Given helicopters take up a third of the sustainment budget are we getting a good return on this investment.

Just asking.

Regards,

Massive
 

Raven22

The Bunker Group
Verified Defense Pro
Is an ARH an essential capability for the ADF? Are there alternatives to this capability that cost less (e.g some combination of Fast jets, Drones (armed or otherwise), artillery - tube and rocket, NLOS etc - all being acquired with the exception of NLOS).

Have wondered the same about the NH90 - could purchasing more CH47 remove the need for an additional type, keep most of the capability, but with significantly fewer airframes?

Given helicopters take up a third of the sustainment budget are we getting a good return on this investment.

Just asking.

Regards,

Massive
I think it’s a valid question. My point of view is that an ARH as envisaged by AIR 87 has no future. With advances in lethality and the proliferation of weapons to pretty much everyone, no manned aircraft is going to survive flying forward of the FLOT for very long. With such a small number of available airframes, the ADF can’t really accept the risk. Even today, trying to get an ARH to fly over uncleared ground is like trying to pull teeth.

Clearly, the future is in either making the aircraft far more survivable (and we all know what happened to Commanche) or in unmanned aircraft. As the requirement for Land 4503 shows, the future almost certainly is in manned-unmanned teaming (MUM-T). The helo itself works in tandem with unmanned aircraft that can actually be risked in places the manned aircraft can’t.
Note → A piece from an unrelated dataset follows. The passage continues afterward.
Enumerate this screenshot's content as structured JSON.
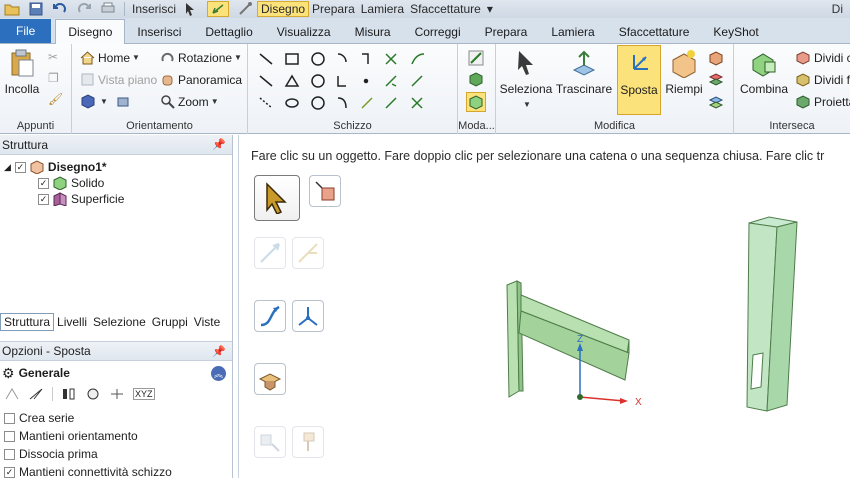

It’s largely why I think the Apache is all but a shoe-in for the ARH replacement - it is the only contender that has a proven ability to conduct MUM-T. If the requirement is written to prefer solutions to be as MOTS as possible, it’s hard to see Eurocopter or Bell even bidding.
 

Massive

Well-Known Member
As the requirement for Land 4503 shows, the future almost certainly is in manned-unmanned teaming (MUM-T). The helo itself works in tandem with unmanned aircraft that can actually be risked in places the manned aircraft can’t.
Thanks for the reply Raven22.

My follow-up question would then be why does the manned component need to be a very expensive to own and operate, and vulnerable, helicopter - is it due to latency?